Si lava faccia e braccia nel catino, si mette il cappello e la giacca buona, si dirige tra i campi, dove  era stato il giorno prima. La strada è umida, si scivola, cade una volta sul fango, si rialza, maledice la  pioggia. Dei campi non c’è più niente, una landa scura solamente su cui il giorno si inarca e scompare. Socchiude gli occhi, gli scappa una lacrima, cambia strada, torna al paese.

Una volpe morta con gli  occhi aperti è nel mezzo della carreggiata, la coda lunga, folta, bellissima. La bocca con un rivoletto  di sangue secco. Affianco al corpo dell’animale sfortunato, piange un’altra volpe, viva questa. Piange di dolore, col muso tocca debolmente il muso dell’altra, come a salutarla per l’ultima volta. Peppino l’accarezza, si fa il segno della croce con le sue mani tozze, da contadino, con le unghie sporche di  terra. Ma tutti i segni della croce sono buoni, a prescindere dell’aspetto delle mani.

Nel vecchio  palazzo del podestà sono esposte le sette bare, tre grandi, quattro minuscole. C’è tanta gente quanto  alla festa di San Demetrio, addirittura più della folla che in genere accorre per il circo. C’è anche la  televisione. E Peppino si spaventa quando un giovane fotografo lo prende alla sprovvista scattandogli  una foto, il flash gli acceca gli occhi azzurri e lui in silenzio mormora non mi facevano una foto da  quando sono stato militare di leva. Si alza un brusio lento e cantilenante di Ave Maria e Padre Nostri

Tanti fazzoletti neri, tanti cappelli neri, innumerevoli teste e spalle e abiti scuri di gente ancora viva, ma affranta; e un odore forte di incenso, pungente, fastidioso. Il rito funebre è veloce, sommario, qualche grida di dolore spezza la predica del prete. Li seppelliscono tutti vicini, la terra bagnata si  scava che è una meraviglia.

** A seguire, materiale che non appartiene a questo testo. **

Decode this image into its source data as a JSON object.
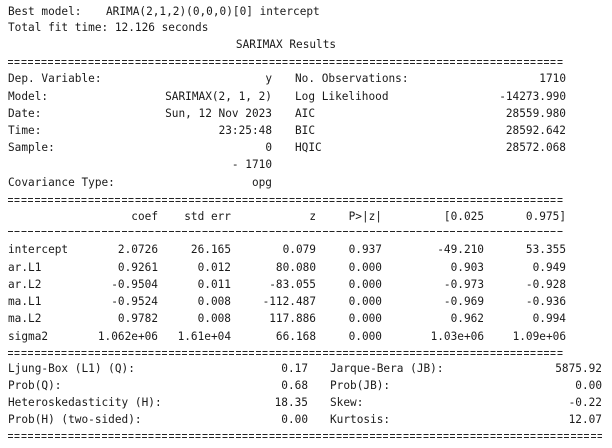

Don Franco, il prete di Castelbasso, dice che sicuramente quegli sfortunati saranno in Paradiso. Peppino pensa ma questo che ne sa, di dove stanno. Poi ne discute al bar con compare Filippo e Filippo dice ma lui Peppì è un uomo di chiesa, che ti vuole dire, che stanno  all’Inferno? Lui ci deve rassicurare, al costo di mentirci. Peppino è pensieroso. E allora dice a  Filippo: prima ho visto una volpe morta, dici che pure quella sta in Paradiso? E Filippo beve un sorso di birra, si pulisce la barba e pensa, pensa io dico di si, ma in un Paradiso a parte, non in quello  dei cristiani. Basta che da qualche parte è andata, fa eco Peppino, sollevato.

Prima di tornare a casa ripassa a piedi sulla statale. Seppellisce la volpe morta sotto a una quercia sul ciglio della strada. Scava con le sue mani tozze, senza una pala. La terra fresca di pioggia si scava che è una meraviglia, pensa ancora.